Krista dejó escapar su risa, provocando en él una nueva oleada de deseo.

—James dijo que eran ideas de bombero. ¿Seguro que quieres escucharlas?

—Sí —contestó, metiendo las manos en sus bolsillos y sonriéndola, de colega a colega—. Creo que podemos darle la vuelta a esta compañía y convertirla en una de las más prósperas del país. ¿Qué le parece la propuesta a una directora financiera que, según James, tiene la tenacidad de un bulldog y cientos de buenas ideas?

—Bien, si es verdad lo que propones.

—Lo es —replicó él, ofreciéndose a estrechar su mano—. Entonces, ¿hay trato?

Ella levantó las manos, como para apartarle.

—¿Qué trato?

—Te quedarás al menos seis meses y me ayudarás a levantar la compañía.

—¿Como directora financiera?

—Tal vez.

Krista puso el motor en marcha:

—No me gustan los juegos —replicó con frialdad.

—Lo siento, de veras. Lo digo en serio. Eres muy valiosa para la empresa pero aún no estoy seguro de cuáles serán los títulos y los cargos. Por ahora, eres todavía la directora financiera. ¿Trabajarás con nosotros?
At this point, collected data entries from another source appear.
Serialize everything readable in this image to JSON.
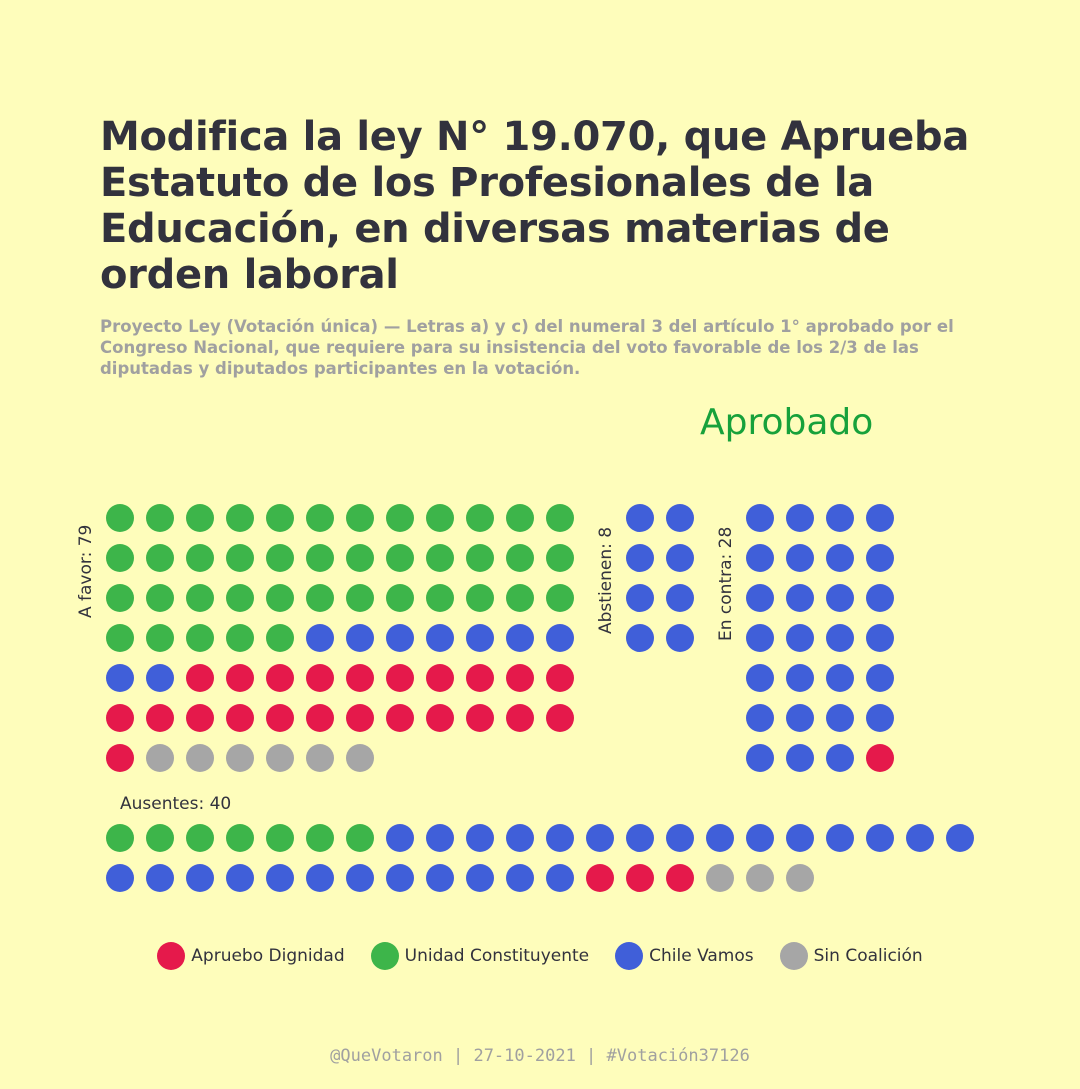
{
  "title": "Modifica la ley N° 19.070, que Aprueba Estatuto de los Profesionales de la Educación, en diversas materias de orden laboral",
  "subtitle": "Proyecto Ley (Votación única) — Letras a) y c) del numeral 3 del artículo 1° aprobado por el Congreso Nacional, que requiere para su insistencia del voto favorable de los 2/3 de las diputadas y diputados participantes en la votación.",
  "result": "Aprobado",
  "colors": {
    "background": "#fefdbb",
    "apruebo_dignidad": "#e5194b",
    "unidad_constituyente": "#3db54a",
    "chile_vamos": "#405fd9",
    "sin_coalicion": "#a6a6a6",
    "result": "#17a13b"
  },
  "chart_data": {
    "type": "dot-matrix",
    "title": "Modifica la ley N° 19.070, que Aprueba Estatuto de los Profesionales de la Educación, en diversas materias de orden laboral",
    "result": "Aprobado",
    "series": [
      {
        "name": "Apruebo Dignidad",
        "color": "#e5194b"
      },
      {
        "name": "Unidad Constituyente",
        "color": "#3db54a"
      },
      {
        "name": "Chile Vamos",
        "color": "#405fd9"
      },
      {
        "name": "Sin Coalición",
        "color": "#a6a6a6"
      }
    ],
    "groups": [
      {
        "key": "a_favor",
        "label": "A favor: 79",
        "total": 79,
        "composition": {
          "Unidad Constituyente": 41,
          "Chile Vamos": 9,
          "Apruebo Dignidad": 23,
          "Sin Coalición": 6
        }
      },
      {
        "key": "abstienen",
        "label": "Abstienen: 8",
        "total": 8,
        "composition": {
          "Chile Vamos": 8
        }
      },
      {
        "key": "en_contra",
        "label": "En contra: 28",
        "total": 28,
        "composition": {
          "Chile Vamos": 27,
          "Apruebo Dignidad": 1
        }
      },
      {
        "key": "ausentes",
        "label": "Ausentes: 40",
        "total": 40,
        "composition": {
          "Unidad Constituyente": 7,
          "Chile Vamos": 27,
          "Apruebo Dignidad": 3,
          "Sin Coalición": 3
        }
      }
    ]
  },
  "legend": [
    {
      "label": "Apruebo Dignidad",
      "color": "#e5194b"
    },
    {
      "label": "Unidad Constituyente",
      "color": "#3db54a"
    },
    {
      "label": "Chile Vamos",
      "color": "#405fd9"
    },
    {
      "label": "Sin Coalición",
      "color": "#a6a6a6"
    }
  ],
  "footer": "@QueVotaron   |   27-10-2021   |   #Votación37126"
}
Lance sintió cierta ansiedad mientras esperaba su respuesta. Había tratado de convencerla apelando a todo el tiempo y energía que ella ya había invertido en la compañía, además de despertando su curiosidad por qué pasaría en el futuro. Cuando una ligera sonrisa curvó los labios de Krista, él supo que se había decantado a su favor.

—Sí. Lo haré. Seis meses. Después, ya veremos —dijo, extendiendo su mano.

Una corriente eléctrica subió por los brazos de Lance mientras estrechaban las manos. Seis meses, pensó, mientras la veía alejarse en su coche. Podían pasar muchas cosas en seis meses. Podían construir un equipo de trabajo. Podían levantar una compañía. Cualquier vestigio de atracción sexual entre ellos debía ser eliminado.